Obama On Why He Hasn't Visited The Border: "I'm Not Interested In Photo Ops"

"This isn't theater. This is a problem." Obama puts the border crisis on Congress' shoulders.

WASHINGTON — President Obama warned Congress on Wednesday not to let his plan to deal with the crisis at the border get bogged down in partisan wrangling, even as he teed up his arguments for another political brawl over immigration.

"If I sponsored a bill declaring apple pie American, it might fall victim to partisan politics," the president joked when asked if he was worried his $3.7 billion plan to bolster immigration enforcement would get caught up in Capitol Hill gridlock.

The president said passing the budget supplemental, as well as a separate plan to tweak existing law to make it easier for the government to turn back border crossers without the full asylum hearing currently required by law, was the only way for a short-term solution to the border problem.

"Congress has the capacity to work with all parties concerned to directly address this situation.
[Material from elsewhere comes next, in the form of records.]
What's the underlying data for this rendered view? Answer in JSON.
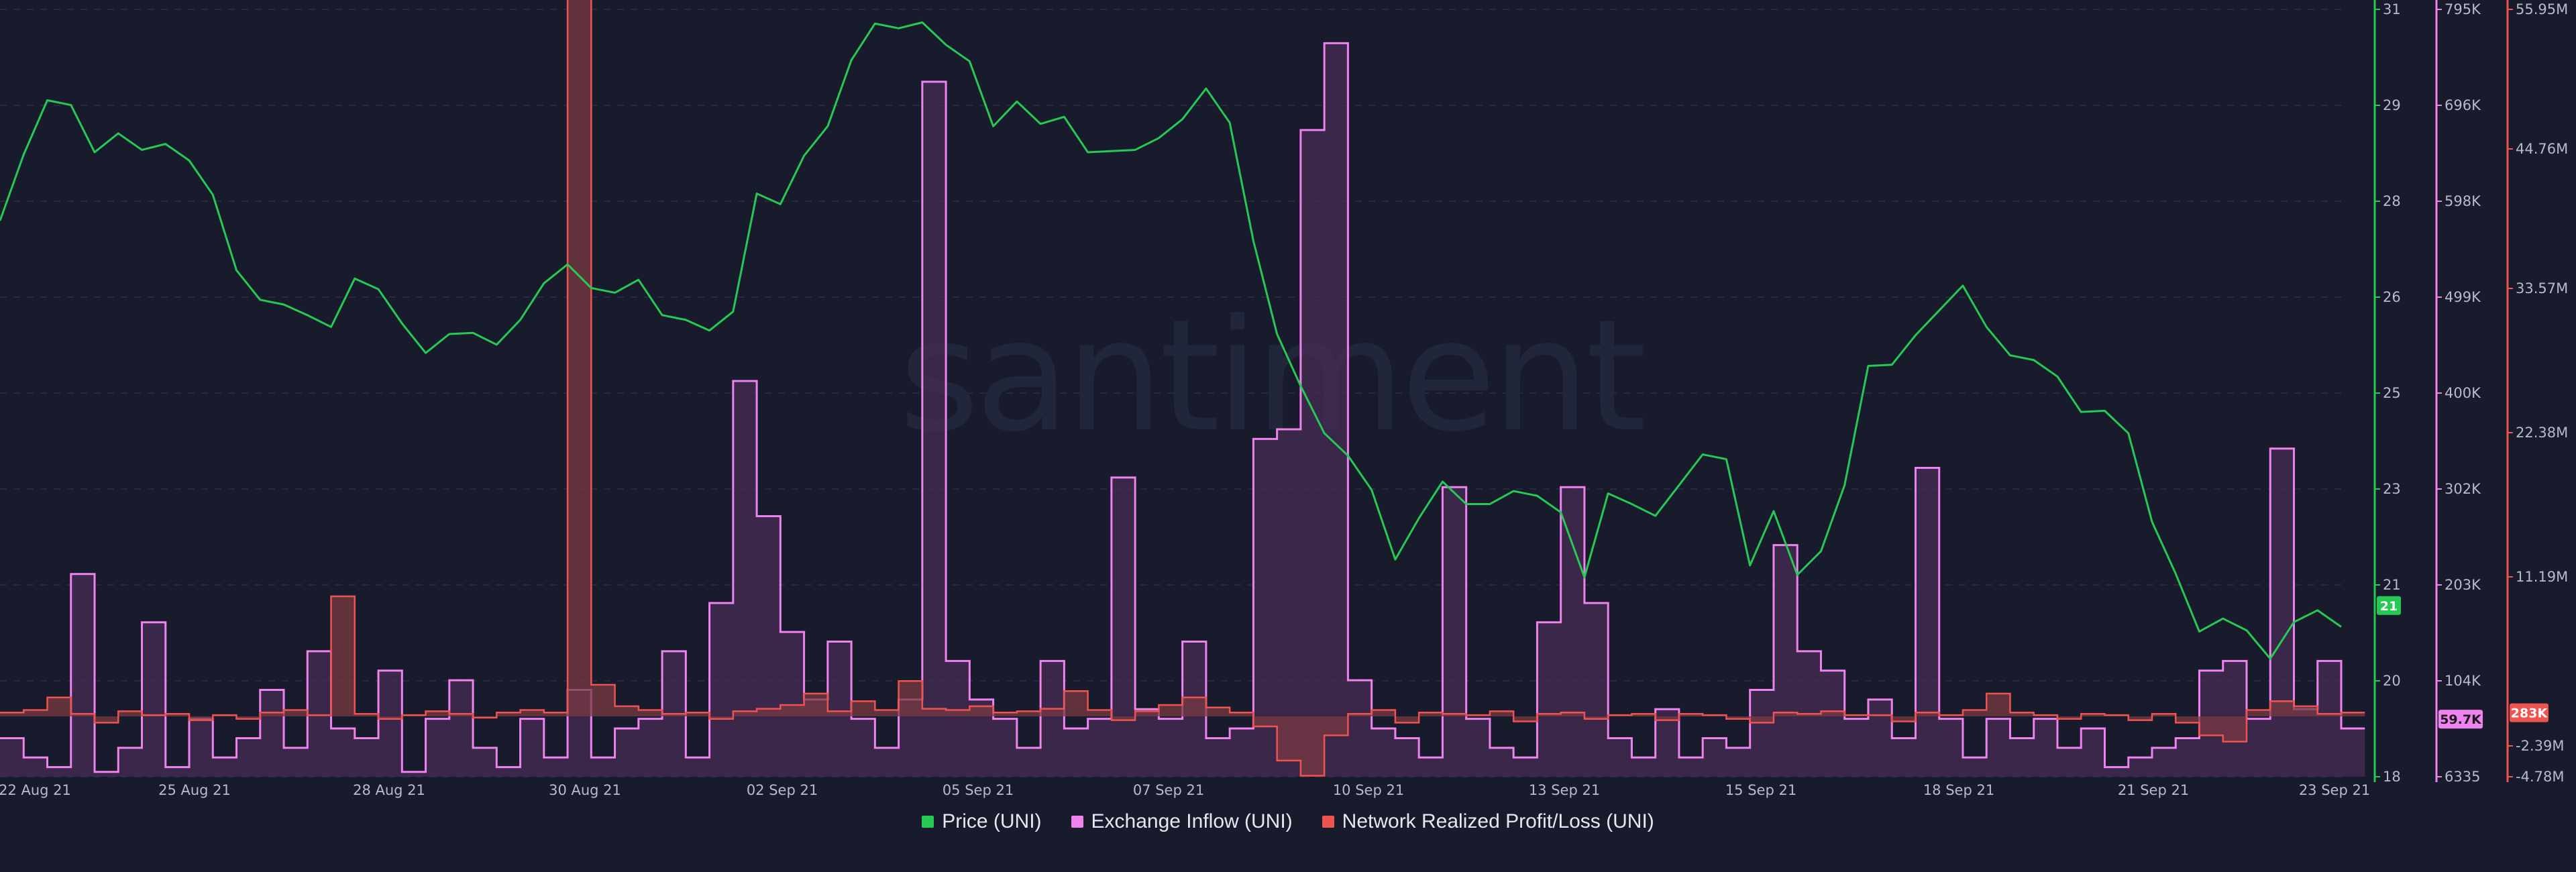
{
  "chart_data": {
    "type": "line",
    "watermark": "santiment",
    "x_labels": [
      "22 Aug 21",
      "25 Aug 21",
      "28 Aug 21",
      "30 Aug 21",
      "02 Sep 21",
      "05 Sep 21",
      "07 Sep 21",
      "10 Sep 21",
      "13 Sep 21",
      "15 Sep 21",
      "18 Sep 21",
      "21 Sep 21",
      "23 Sep 21"
    ],
    "axes": {
      "price": {
        "ticks": [
          "31",
          "29",
          "28",
          "26",
          "25",
          "23",
          "21",
          "20",
          "18"
        ],
        "range": [
          18,
          31
        ],
        "color": "#26c953"
      },
      "inflow": {
        "ticks": [
          "795K",
          "696K",
          "598K",
          "499K",
          "400K",
          "302K",
          "203K",
          "104K",
          "6335"
        ],
        "range": [
          6335,
          795000
        ],
        "color": "#ee82ee"
      },
      "pnl": {
        "ticks": [
          "55.95M",
          "44.76M",
          "33.57M",
          "22.38M",
          "11.19M",
          "-2.39M",
          "-4.78M"
        ],
        "range": [
          -4.78,
          55.95
        ],
        "color": "#ef5350"
      }
    },
    "current_values": {
      "price": "21",
      "inflow": "59.7K",
      "pnl": "283K"
    },
    "series": [
      {
        "name": "Price (UNI)",
        "color": "#26c953",
        "axis": "price",
        "unit": "USD",
        "values": [
          27.6,
          28.6,
          29.4,
          29.2,
          28.7,
          28.9,
          28.5,
          28.9,
          28.5,
          27.8,
          26.4,
          26.2,
          26.0,
          25.7,
          25.8,
          26.5,
          26.2,
          25.5,
          25.3,
          25.5,
          25.4,
          25.5,
          25.8,
          26.3,
          26.5,
          26.4,
          26.2,
          26.3,
          26.0,
          25.8,
          25.5,
          25.7,
          28.0,
          27.7,
          28.4,
          29.2,
          30.2,
          30.7,
          30.5,
          30.9,
          30.4,
          30.0,
          29.2,
          29.5,
          29.0,
          29.0,
          28.7,
          28.6,
          28.5,
          29.0,
          29.2,
          29.6,
          28.9,
          27.2,
          25.5,
          24.5,
          24.0,
          23.5,
          22.8,
          21.5,
          22.5,
          23.0,
          22.5,
          22.8,
          22.9,
          22.7,
          22.3,
          21.5,
          22.8,
          22.5,
          22.6,
          23.0,
          23.4,
          23.2,
          21.7,
          22.5,
          21.3,
          22.0,
          23.0,
          24.9,
          24.8,
          25.6,
          25.9,
          26.2,
          25.8,
          25.2,
          25.0,
          24.6,
          24.3,
          24.2,
          23.7,
          22.5,
          21.5,
          20.4,
          20.5,
          20.6,
          20.0,
          20.5,
          21.0,
          20.6
        ]
      },
      {
        "name": "Exchange Inflow (UNI)",
        "color": "#ee82ee",
        "axis": "inflow",
        "unit": "UNI",
        "values": [
          40,
          20,
          10,
          210,
          5,
          30,
          160,
          10,
          60,
          20,
          40,
          90,
          30,
          130,
          50,
          40,
          110,
          5,
          60,
          100,
          30,
          10,
          60,
          20,
          90,
          20,
          50,
          60,
          130,
          20,
          180,
          410,
          270,
          150,
          80,
          140,
          60,
          30,
          80,
          720,
          120,
          80,
          60,
          30,
          120,
          50,
          60,
          310,
          70,
          60,
          140,
          40,
          50,
          350,
          360,
          670,
          760,
          100,
          50,
          40,
          20,
          300,
          60,
          30,
          20,
          160,
          300,
          180,
          40,
          20,
          70,
          20,
          40,
          30,
          90,
          240,
          130,
          110,
          60,
          80,
          40,
          320,
          60,
          20,
          60,
          40,
          60,
          30,
          50,
          10,
          20,
          30,
          40,
          110,
          120,
          60,
          340,
          70,
          120,
          50
        ]
      },
      {
        "name": "Network Realized Profit/Loss (UNI)",
        "color": "#ef5350",
        "axis": "pnl",
        "unit": "UNI",
        "values": [
          0.3,
          0.5,
          1.5,
          0.2,
          -0.5,
          0.4,
          0.1,
          0.2,
          -0.3,
          0.1,
          -0.2,
          0.3,
          0.5,
          0.1,
          9.5,
          0.2,
          -0.2,
          0.1,
          0.4,
          0.2,
          -0.1,
          0.3,
          0.5,
          0.3,
          57.3,
          2.5,
          0.8,
          0.5,
          0.2,
          0.3,
          -0.2,
          0.4,
          0.6,
          0.9,
          1.8,
          0.4,
          1.2,
          0.5,
          2.8,
          0.6,
          0.5,
          0.8,
          0.3,
          0.4,
          0.6,
          2.0,
          0.5,
          -0.3,
          0.4,
          0.9,
          1.5,
          0.7,
          0.3,
          -0.8,
          -3.5,
          -4.7,
          -1.5,
          0.2,
          0.5,
          -0.5,
          0.3,
          0.2,
          0.1,
          0.4,
          -0.4,
          0.2,
          0.3,
          -0.2,
          0.1,
          0.2,
          -0.3,
          0.2,
          0.1,
          -0.2,
          -0.5,
          0.3,
          0.2,
          0.4,
          0.1,
          0.1,
          -0.4,
          0.3,
          0.1,
          0.5,
          1.8,
          0.3,
          0.1,
          -0.2,
          0.2,
          0.1,
          -0.3,
          0.2,
          -0.5,
          -1.5,
          -2.0,
          0.5,
          1.2,
          0.8,
          0.2,
          0.3
        ]
      }
    ]
  }
}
They've said they want to see a solution," he said. "The supplemental offers them the capacity to vote immediately to get it done."
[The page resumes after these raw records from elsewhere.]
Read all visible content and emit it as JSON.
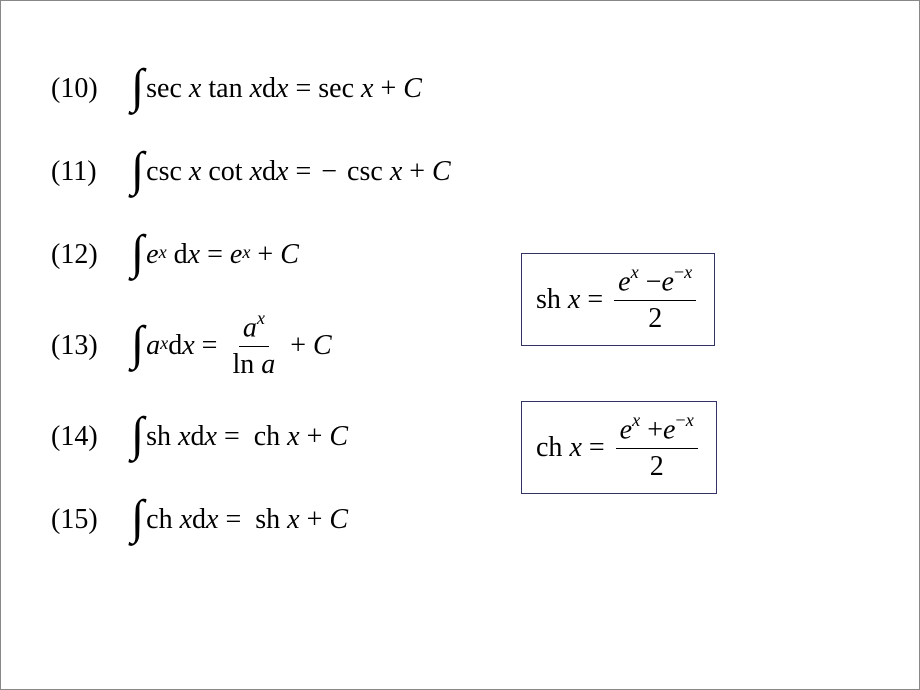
{
  "formulas": {
    "f10": {
      "num": "(10)",
      "lhs_fn": "sec",
      "lhs_fn2": "tan",
      "rhs_fn": "sec",
      "const": "C"
    },
    "f11": {
      "num": "(11)",
      "lhs_fn": "csc",
      "lhs_fn2": "cot",
      "rhs_fn": "csc",
      "const": "C"
    },
    "f12": {
      "num": "(12)",
      "base": "e",
      "const": "C"
    },
    "f13": {
      "num": "(13)",
      "base": "a",
      "denom": "ln",
      "const": "C"
    },
    "f14": {
      "num": "(14)",
      "lhs_fn": "sh",
      "rhs_fn": "ch",
      "const": "C"
    },
    "f15": {
      "num": "(15)",
      "lhs_fn": "ch",
      "rhs_fn": "sh",
      "const": "C"
    }
  },
  "boxes": {
    "b1": {
      "fn": "sh",
      "var": "x",
      "base": "e",
      "denom": "2",
      "op": "−"
    },
    "b2": {
      "fn": "ch",
      "var": "x",
      "base": "e",
      "denom": "2",
      "op": "+"
    }
  },
  "vars": {
    "x": "x",
    "dx": "dx",
    "d": "d"
  },
  "colors": {
    "bg": "#ffffff",
    "text": "#000000",
    "box_border": "#333366"
  }
}
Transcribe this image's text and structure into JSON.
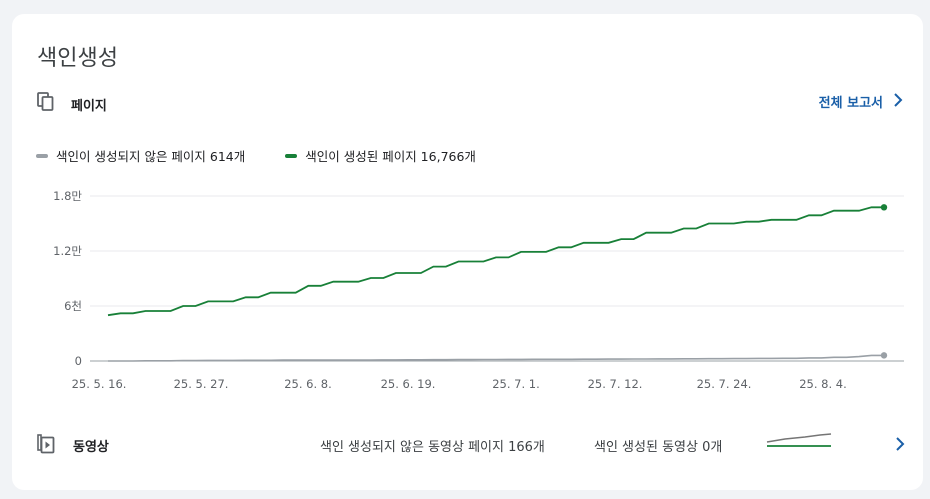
{
  "title": "색인생성",
  "pages": {
    "label": "페이지",
    "icon": "copy-pages-icon"
  },
  "full_report": {
    "label": "전체 보고서",
    "icon": "chevron-right-icon"
  },
  "colors": {
    "indexed": "#188038",
    "not_indexed": "#9aa0a6",
    "link": "#1a5fa8"
  },
  "legend": {
    "not_indexed": "색인이 생성되지 않은 페이지 614개",
    "indexed": "색인이 생성된 페이지 16,766개"
  },
  "chart_data": {
    "type": "line",
    "title": "",
    "xlabel": "",
    "ylabel": "",
    "ylim": [
      0,
      18000
    ],
    "y_ticks": [
      {
        "value": 0,
        "label": "0"
      },
      {
        "value": 6000,
        "label": "6천"
      },
      {
        "value": 12000,
        "label": "1.2만"
      },
      {
        "value": 18000,
        "label": "1.8만"
      }
    ],
    "x_tick_labels": [
      "25. 5. 16.",
      "25. 5. 27.",
      "25. 6. 8.",
      "25. 6. 19.",
      "25. 7. 1.",
      "25. 7. 12.",
      "25. 7. 24.",
      "25. 8. 4."
    ],
    "grid": true,
    "series": [
      {
        "name": "색인이 생성된 페이지",
        "values": [
          5000,
          5200,
          5200,
          5450,
          5450,
          5450,
          6000,
          6000,
          6500,
          6500,
          6500,
          6950,
          6950,
          7450,
          7450,
          7450,
          8200,
          8200,
          8650,
          8650,
          8650,
          9050,
          9050,
          9600,
          9600,
          9600,
          10300,
          10300,
          10850,
          10850,
          10850,
          11300,
          11300,
          11900,
          11900,
          11900,
          12400,
          12400,
          12900,
          12900,
          12900,
          13300,
          13300,
          14000,
          14000,
          14000,
          14450,
          14450,
          15000,
          15000,
          15000,
          15200,
          15200,
          15400,
          15400,
          15400,
          15900,
          15900,
          16400,
          16400,
          16400,
          16766,
          16766
        ]
      },
      {
        "name": "색인이 생성되지 않은 페이지",
        "values": [
          0,
          0,
          0,
          20,
          20,
          20,
          40,
          40,
          60,
          60,
          60,
          80,
          80,
          80,
          100,
          100,
          100,
          100,
          100,
          100,
          110,
          110,
          120,
          120,
          130,
          130,
          140,
          140,
          150,
          150,
          160,
          160,
          170,
          170,
          180,
          180,
          190,
          190,
          200,
          200,
          210,
          210,
          220,
          220,
          230,
          230,
          240,
          240,
          250,
          250,
          260,
          260,
          280,
          280,
          300,
          300,
          340,
          340,
          400,
          400,
          480,
          614,
          614
        ]
      }
    ]
  },
  "videos": {
    "label": "동영상",
    "icon": "video-play-icon",
    "not_indexed": "색인 생성되지 않은 동영상 페이지 166개",
    "indexed": "색인 생성된 동영상 0개",
    "chevron_icon": "chevron-right-icon"
  }
}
"There's a very simple question here," Obama said. "Congress needs to just pass the supplemental."

The president also once again called for House Republicans to allow a vote on a comprehensive immigration bill that stalled out in the chamber following a bipartisan vote in the Senate.

"The Senate passed a common-sense bipartisan bill more than a year ago. It would have strengthened the border, added an additional 20,000 Border Patrol agents," Obama said. "It would have strengthened our backlogged immigration courts. It would have put us in a stronger position to deal with this surge and, in fact, prevent it."
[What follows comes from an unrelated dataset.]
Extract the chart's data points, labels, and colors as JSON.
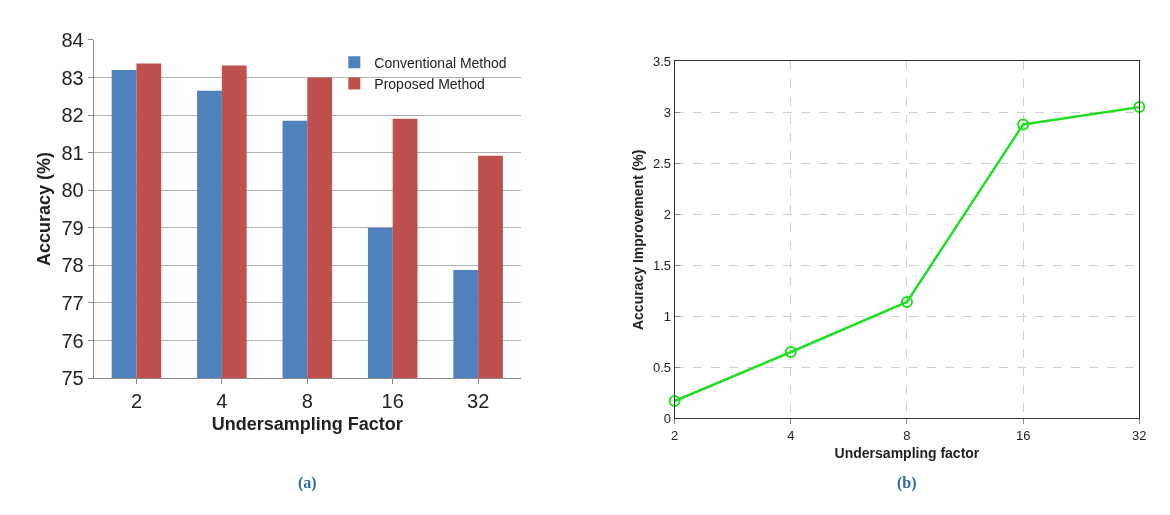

Obama rebuffed bipartisan calls for a presidential visit to the border at a speech in Texas following a meeting with that state's governor, Rick Perry. The Republican and several border Democrats have called for Obama to visit the border region where thousands of border crossers have been apprehended in recent weeks.

"There's nothing that is taking place down there that I am not intimately aware of and briefed on," Obama said. "This isn't theater. This is a problem. I'm not interested in photo ops; I'm interested in solving a problem. And those who say I should visit the border, when you ask them what should we be doing, they're giving us suggestions that are embodied in legislation that I've already sent to Congress."

But when it came to Perry and Obama, who went through their own partisan theatrics in the past day or so, the president said the pair had found common ground.

"The bottom line is actually that there's nothing that the governor indicated he'd like to see that I have a philosophical objection to," Obama said, adding he wasn't opposed to dispatching National Guard troops to the border as Perry has requested. But Obama said he told Perry he needs Republicans in Washington to work with him if the border problem will be solved quickly.

"One of the suggestions I had for Gov. Perry was that it would be useful for my Republican friends to rediscover the concept of negotiation and compromise," Obama said.